Nachdem die Jungen sich zunächst allein und verlassen fühlen, schlägt dieses Gefühl doch bald in ein Freiheitsgefühl um, wie sie es lange nicht erlebt haben. Unter den Jungen entwickelt sich ein Gemeinschaftsgefühl, sie beziehen die Häuser im Dorf und jagen im Wald nach Essbarem.
Im Dorf, in dem nun Anarchie herrscht, erleben die Jungen für eine kurze Zeit glückliche Momente. Doch schon bald werden sie wieder in die Realität zurückgeholt, als die Seuche tatsächlich ausbricht.
Es ist ein erschreckendes Bild, das Kenzaburo Oe hier von der Gesellschaft zeichnet. Es ist eine Gesellschaft, die vom Wahnsinn des Krieges und vom Überlebenskampf beherrscht ist: alle, die sich nicht einordnen, also „Feinde“ wie die Jungen, werden ausgeschlossen. Die Dorfbewohner haben keinen Respekt vor den Jungen, behandeln sie wie Tiere und betonen immer wieder, dass sie die Jungen ebensogut töten könnten.
Die Jungen selbst sind verroht und geben die grausame Behandlung ihrer Umwelt unter sich weiter. Sie töten Tiere zum Spaß und sind in ihrem Verhalten durch und durch sexualisiert. Eigentlich sind sie Kinder, die Hilfe benötigen, doch von den Erwachsenen können sie weder erwarten, vor der Seuche gerettet zu werden, noch wieder in die Gesellschaft eingegliedert zu werden. So sind sie hilflos dazu bestimmt, das zu bleiben, was sie momentan sind: Lebewesen, nicht mehr wert als Hunde.

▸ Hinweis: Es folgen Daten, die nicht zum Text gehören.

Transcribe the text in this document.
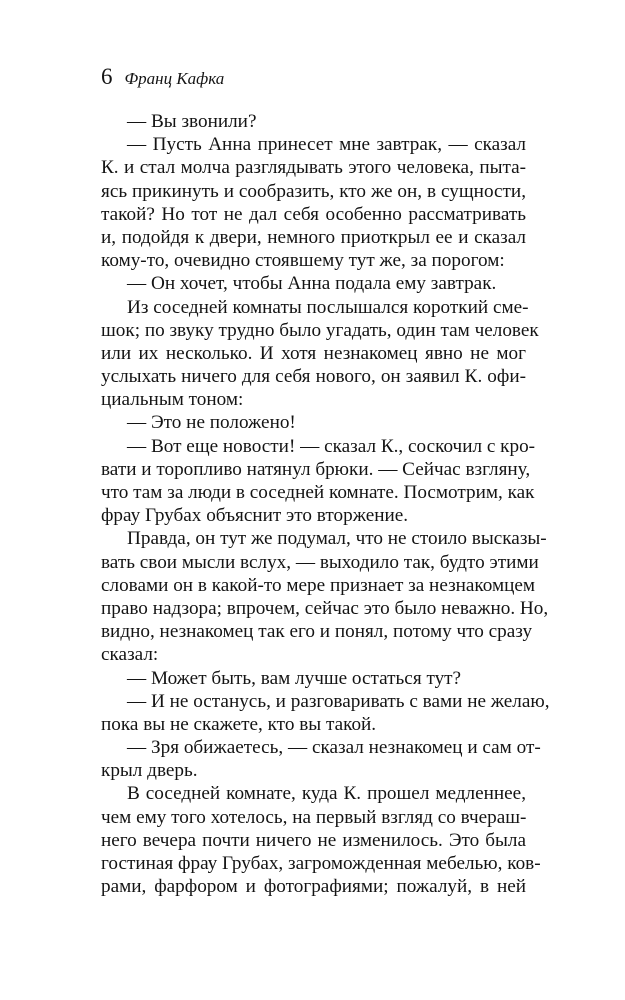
6 Франц Кафка
— Вы звонили?
— Пусть Анна принесет мне завтрак, — сказал
К. и стал молча разглядывать этого человека, пыта-
ясь прикинуть и сообразить, кто же он, в сущности,
такой? Но тот не дал себя особенно рассматривать
и, подойдя к двери, немного приоткрыл ее и сказал
кому-то, очевидно стоявшему тут же, за порогом:
— Он хочет, чтобы Анна подала ему завтрак.
Из соседней комнаты послышался короткий сме-
шок; по звуку трудно было угадать, один там человек
или их несколько. И хотя незнакомец явно не мог
услыхать ничего для себя нового, он заявил К. офи-
циальным тоном:
— Это не положено!
— Вот еще новости! — сказал К., соскочил с кро-
вати и торопливо натянул брюки. — Сейчас взгляну,
что там за люди в соседней комнате. Посмотрим, как
фрау Грубах объяснит это вторжение.
Правда, он тут же подумал, что не стоило высказы-
вать свои мысли вслух, — выходило так, будто этими
словами он в какой-то мере признает за незнакомцем
право надзора; впрочем, сейчас это было неважно. Но,
видно, незнакомец так его и понял, потому что сразу
сказал:
— Может быть, вам лучше остаться тут?
— И не останусь, и разговаривать с вами не желаю,
пока вы не скажете, кто вы такой.
— Зря обижаетесь, — сказал незнакомец и сам от-
крыл дверь.
В соседней комнате, куда К. прошел медленнее,
чем ему того хотелось, на первый взгляд со вчераш-
него вечера почти ничего не изменилось. Это была
гостиная фрау Грубах, загроможденная мебелью, ков-
рами, фарфором и фотографиями; пожалуй, в ней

Insgesamt ist die Athmosphäre des Buches sehr düster. Die Sprache ist schonungslos realitätsnah, beschreibt den Tod von Menschen, Tieren und das Aussehen von menschlichen und tierischen Leichen, zum Beispiel wie aus ihren Bäuchen in Gedärme herausquillen.
Der Roman ist schwer zu lesen: nicht, weil er schwer verständlich ist, sondern weil man – von den schockierenden und aufwühlenden Ereignissen bedrückt – zwischendurch Pausen einlegen muss, um der düsteren Athmosphäre zu entkommen.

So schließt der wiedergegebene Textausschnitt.